魔獣木は発見済みのものがまだ二か所、残っている。
回収に向かなければ、と思うものの体が動かない。
金貨の件もあるんだろうが、何だか、なにもしたくなかった。
魔熱病に罹る人を止められると初めは意気込んでいたのに、不思議なものだ。
特効薬のお陰で、熱の脅威はないんだから頭痛に苦しむだけで、治療院にいれば死ぬこともないだろう。
なんなら、角の生えた人が増えてルバークが住みやすい世界になるかもしれない。
悪いことばかりで無いようにすら思えてくる。
そんなことを考えているうちに、日が沈んでしまった。
「ダイク兄、そろそろ夕飯にしない?体調は大丈夫?」
大人しく椅子に座っていたロゼが立ち上がった。
「大丈夫だよ。・・・下に行こうか。」
「うん!行こうか!」
ロゼが部屋のドアを開けて、エスコートしてくれる。
重たい頭を起こして、階段を下っていく。
「ゆっくり休めたかい?顔色はまぁまぁってところだね。」
おばさんによる顔色チェックが入る。
「大丈夫です。休んだら、元気が出てきた気がします。」
元気のかけらもない、小さな声で言った。
「そうかい。ほら、カウンターでいいだろ?座って待ってな!」
おばさんは俺たちを座らせて、調理場に料理を取りに行った。
「ロゼ、今日はごめんな。俺、ちょっとおかしいんだ。何がって訳じゃないんだけど、ちょっとしたことでイライラしたりしてるだろ。」
「ダイク兄、いいんだよ。今日はボクもいけなかったんだ。ダイク兄に何も言わずに一人で出掛けちゃったから。ボクもごめんなさい。
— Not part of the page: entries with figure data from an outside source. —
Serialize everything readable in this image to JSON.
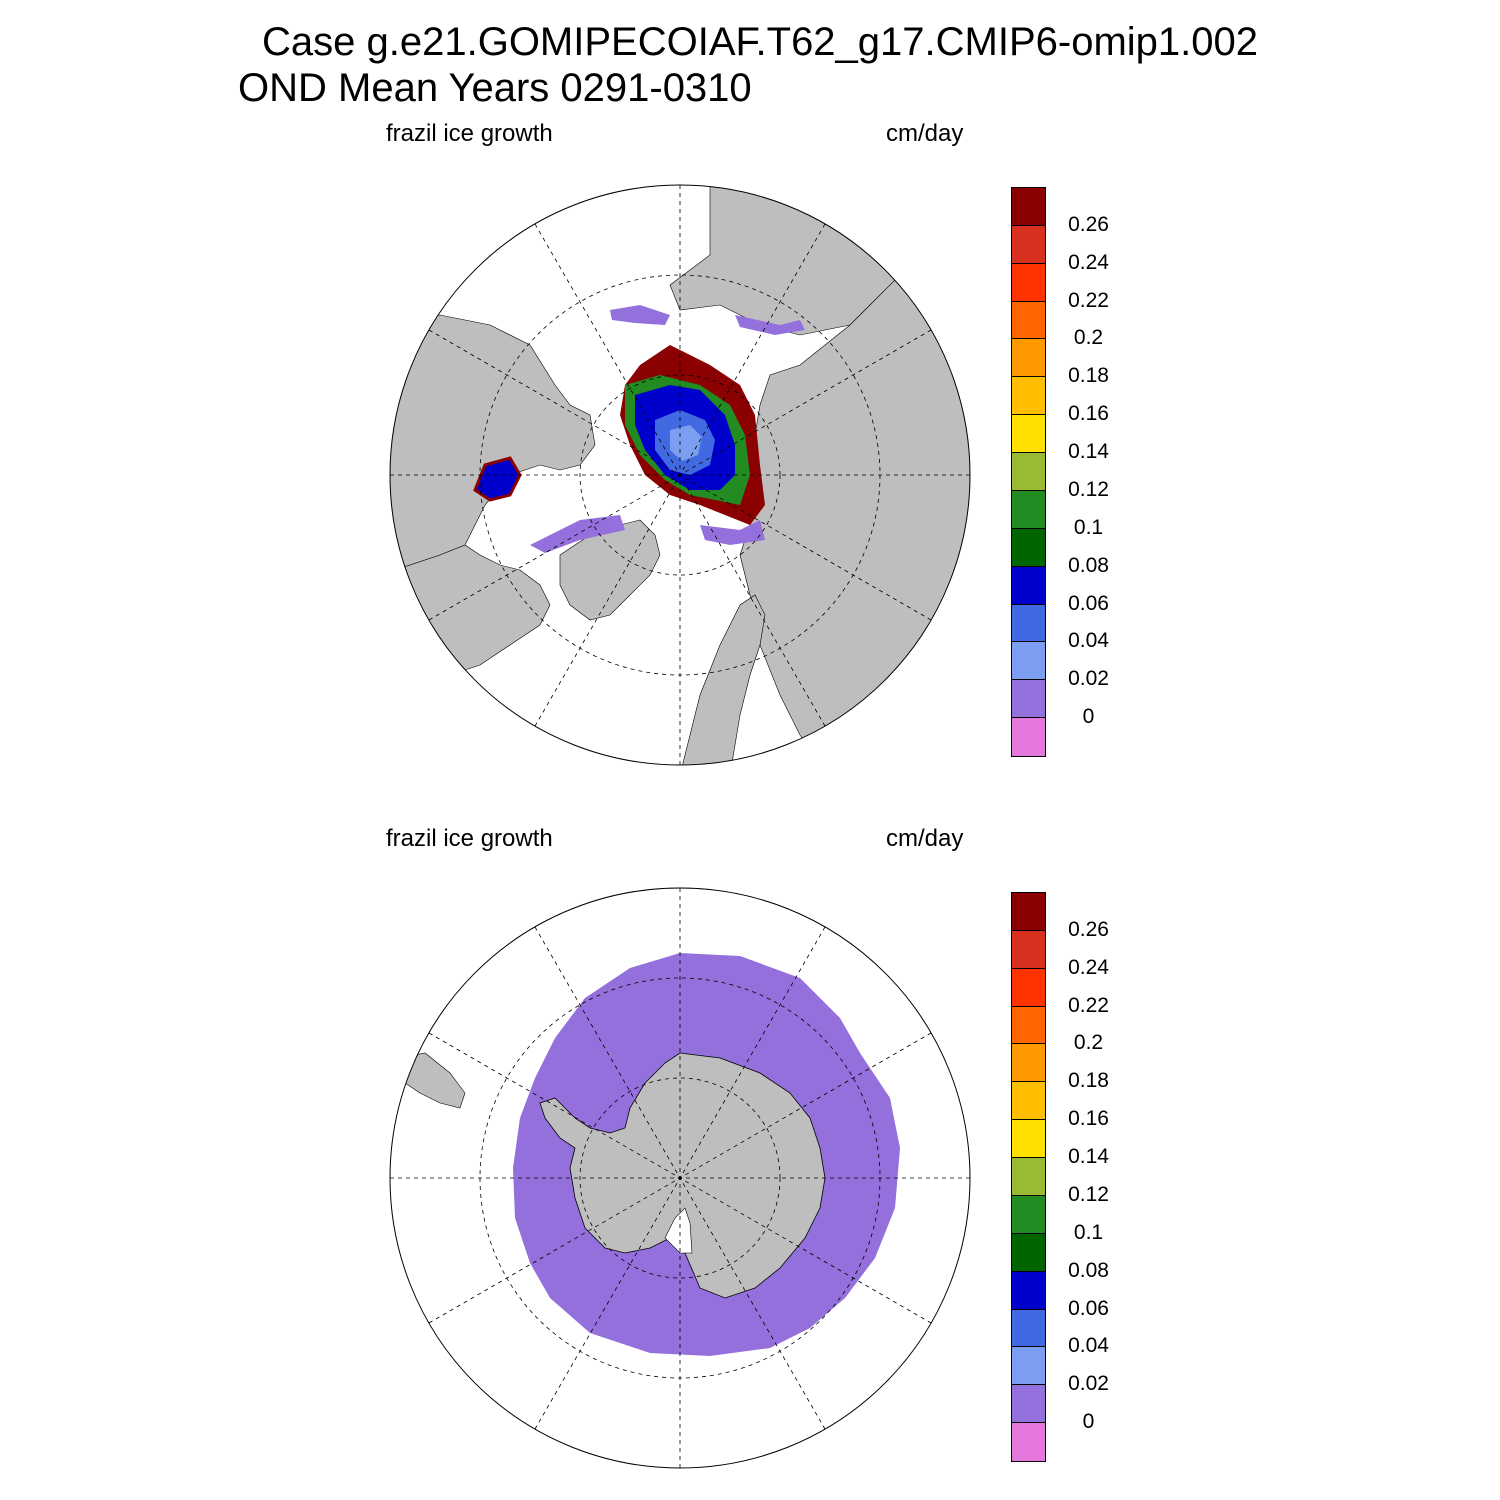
{
  "title": {
    "line1": "Case g.e21.GOMIPECOIAF.T62_g17.CMIP6-omip1.002",
    "line2": "OND Mean   Years 0291-0310"
  },
  "panels": [
    {
      "id": "north",
      "left_label": "frazil ice growth",
      "right_label": "cm/day",
      "hemisphere": "Northern polar stereographic",
      "data_summary": "High values (0.26+) along ice edge in Barents/Kara and Chukchi seas; 0.02-0.06 in central Arctic"
    },
    {
      "id": "south",
      "left_label": "frazil ice growth",
      "right_label": "cm/day",
      "hemisphere": "Southern polar stereographic",
      "data_summary": "Uniform 0-0.02 ring around Antarctica"
    }
  ],
  "colorbar": {
    "labels": [
      "0.26",
      "0.24",
      "0.22",
      "0.2",
      "0.18",
      "0.16",
      "0.14",
      "0.12",
      "0.1",
      "0.08",
      "0.06",
      "0.04",
      "0.02",
      "0"
    ],
    "colors": [
      "#8b0000",
      "#d7301f",
      "#ff3300",
      "#ff6600",
      "#ff9900",
      "#ffbf00",
      "#ffe000",
      "#99bb33",
      "#228b22",
      "#006400",
      "#0000cd",
      "#4169e1",
      "#7b9ef0",
      "#9370db",
      "#e377dc"
    ]
  },
  "colors": {
    "land": "#bebebe",
    "ocean_no_data": "#ffffff"
  }
}
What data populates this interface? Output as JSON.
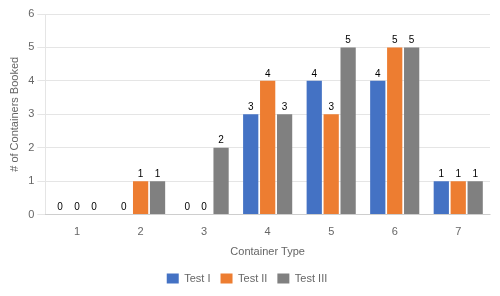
{
  "chart_data": {
    "type": "bar",
    "categories": [
      "1",
      "2",
      "3",
      "4",
      "5",
      "6",
      "7"
    ],
    "series": [
      {
        "name": "Test I",
        "color": "#4472C4",
        "values": [
          0,
          0,
          0,
          3,
          4,
          4,
          1
        ]
      },
      {
        "name": "Test II",
        "color": "#ED7D31",
        "values": [
          0,
          1,
          0,
          4,
          3,
          5,
          1
        ]
      },
      {
        "name": "Test III",
        "color": "#808080",
        "values": [
          0,
          1,
          2,
          3,
          5,
          5,
          1
        ]
      }
    ],
    "xlabel": "Container Type",
    "ylabel": "# of Containers Booked",
    "ylim": [
      0,
      6
    ],
    "yticks": [
      0,
      1,
      2,
      3,
      4,
      5,
      6
    ],
    "grid": true,
    "data_labels": true,
    "legend": "bottom"
  }
}
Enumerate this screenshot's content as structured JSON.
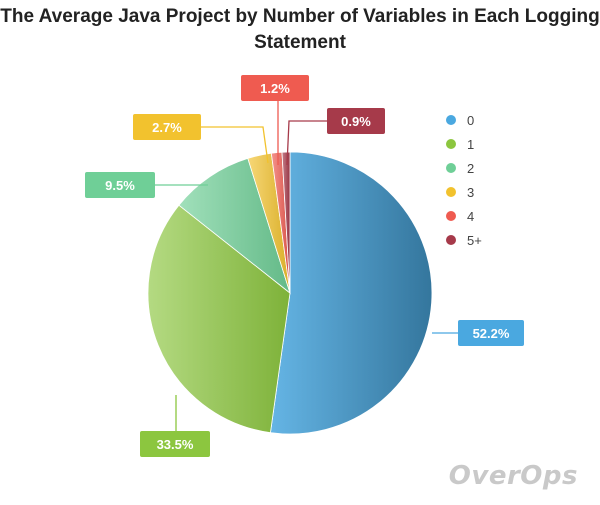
{
  "chart_data": {
    "type": "pie",
    "title": "The Average Java Project by Number of Variables in Each Logging Statement",
    "categories": [
      "0",
      "1",
      "2",
      "3",
      "4",
      "5+"
    ],
    "values": [
      52.2,
      33.5,
      9.5,
      2.7,
      1.2,
      0.9
    ],
    "value_labels": [
      "52.2%",
      "33.5%",
      "9.5%",
      "2.7%",
      "1.2%",
      "0.9%"
    ],
    "colors": [
      "#4aa8e0",
      "#8cc63f",
      "#6fcf97",
      "#f2c22e",
      "#ef5b50",
      "#a63a4a"
    ],
    "legend_position": "right"
  },
  "brand": "OverOps"
}
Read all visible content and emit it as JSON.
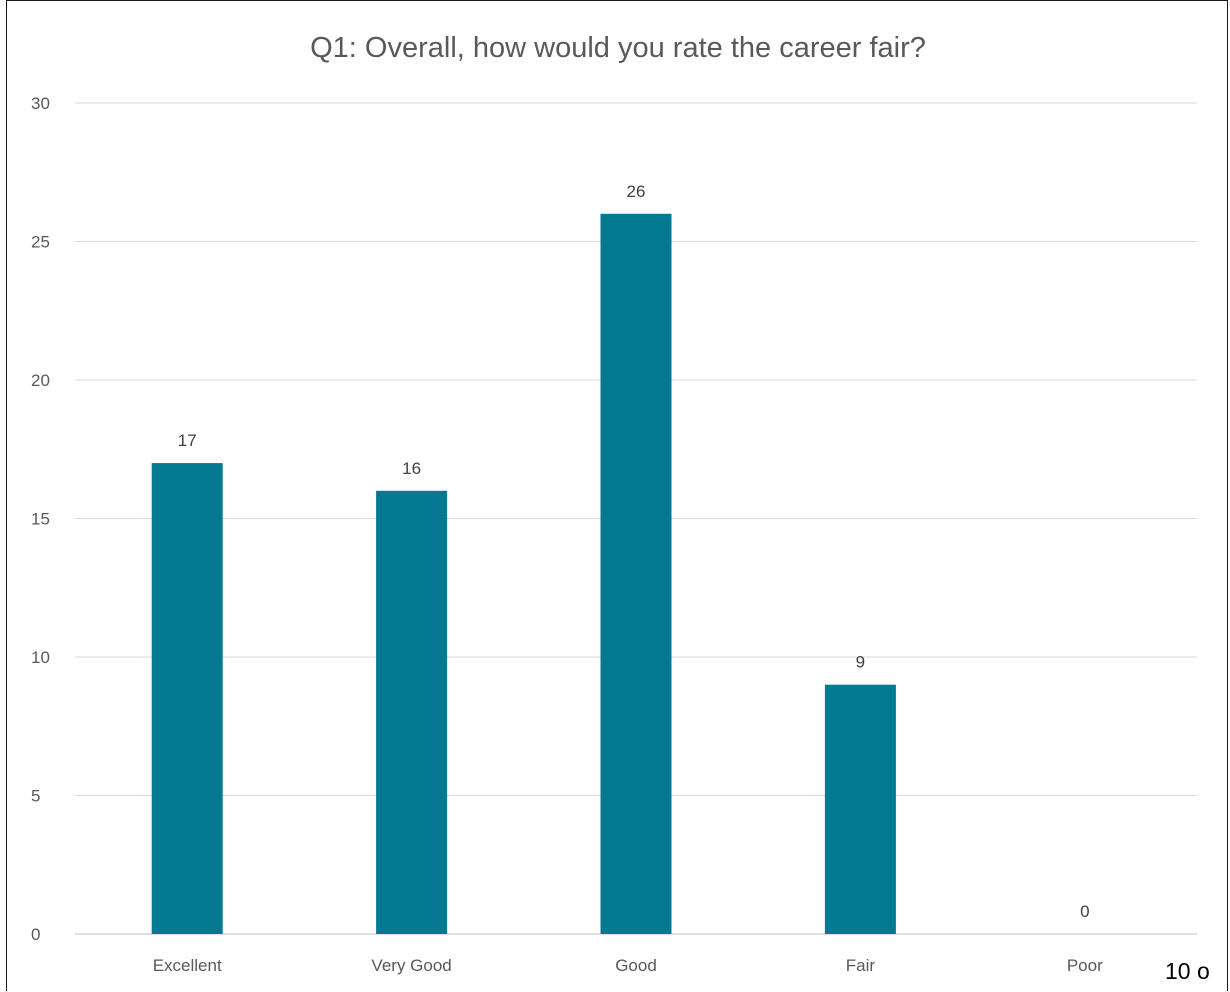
{
  "chart_data": {
    "type": "bar",
    "title": "Q1: Overall, how would you rate the career fair?",
    "xlabel": "",
    "ylabel": "",
    "categories": [
      "Excellent",
      "Very Good",
      "Good",
      "Fair",
      "Poor"
    ],
    "values": [
      17,
      16,
      26,
      9,
      0
    ],
    "ylim": [
      0,
      30
    ],
    "yticks": [
      0,
      5,
      10,
      15,
      20,
      25,
      30
    ],
    "grid": true,
    "legend": "none",
    "bar_color": "#037a91",
    "data_labels": true
  },
  "footer": {
    "page_text": "10 o"
  }
}
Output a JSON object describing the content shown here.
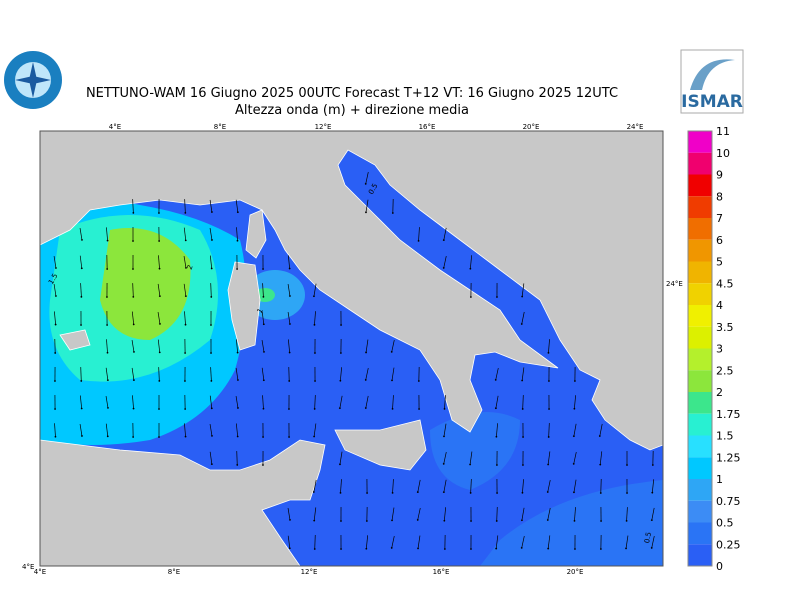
{
  "header": {
    "title": "NETTUNO-WAM  16   Giugno  2025 00UTC Forecast T+12 VT: 16   Giugno  2025 12UTC",
    "subtitle": "Altezza onda (m) + direzione media"
  },
  "logo": {
    "right": "ISMAR"
  },
  "map": {
    "lon_top": [
      "4°E",
      "8°E",
      "12°E",
      "16°E",
      "20°E",
      "24°E"
    ],
    "lon_bottom": [
      "4°E",
      "8°E",
      "12°E",
      "16°E",
      "20°E"
    ],
    "lon_right": "24°E",
    "corner": "4°E",
    "contour_labels": [
      "0.5",
      "2",
      "1.5",
      "1",
      "0.5"
    ]
  },
  "colorbar": {
    "labels": [
      "11",
      "10",
      "9",
      "8",
      "7",
      "6",
      "5",
      "4.5",
      "4",
      "3.5",
      "3",
      "2.5",
      "2",
      "1.75",
      "1.5",
      "1.25",
      "1",
      "0.75",
      "0.5",
      "0.25",
      "0"
    ],
    "colors": [
      "#f000c8",
      "#f0006e",
      "#f00000",
      "#f03c00",
      "#f06e00",
      "#f09600",
      "#f0b400",
      "#f0d200",
      "#f0f000",
      "#dcf000",
      "#b4f02c",
      "#8ce63c",
      "#3ce68c",
      "#28f0d2",
      "#28e0ff",
      "#00c8ff",
      "#2ea6f5",
      "#3c8cf5",
      "#2a74f5",
      "#2a5ff5"
    ]
  }
}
」
互いに謝りあい、笑った。
「はい、おまたせ!」
丁度いいタイミングでおばさんは料理を持ってきてくれた。
「ありがとうございます。いただきます!」
「おばさん、ありがとう!いただきます!」
「はいよ!お腹いっぱいお食べ!」
おばさんの返事を聞いてから、チキンステーキを一口齧った。
味を感じることができなかった。
臭いも全くしない。
せっかくいい雰囲気になったのに、ぶち壊すのはごめんだ。
ロゼに気取られないように、味のしない食事を口の中に運んだ。
風邪でも引いたかな。
不安を打ち消すように、風邪の症状が出ているだけだと強く思い込んだ。
食事の味は分からずに終わったが、ロゼが美味しそうに食べているのを見るだけで満足できた。
食事を終え、部屋に戻ると急激に眠気に襲われる。
あぁ、やっぱり風邪でも引いたのかもしれない。
「ロゼ、何だか眠くなってきたよ。先に寝てるね。」
「わかった。おやすみ、ダイク兄。」
早々にベッドに入り、目を瞑ると夢の世界へと誘われた。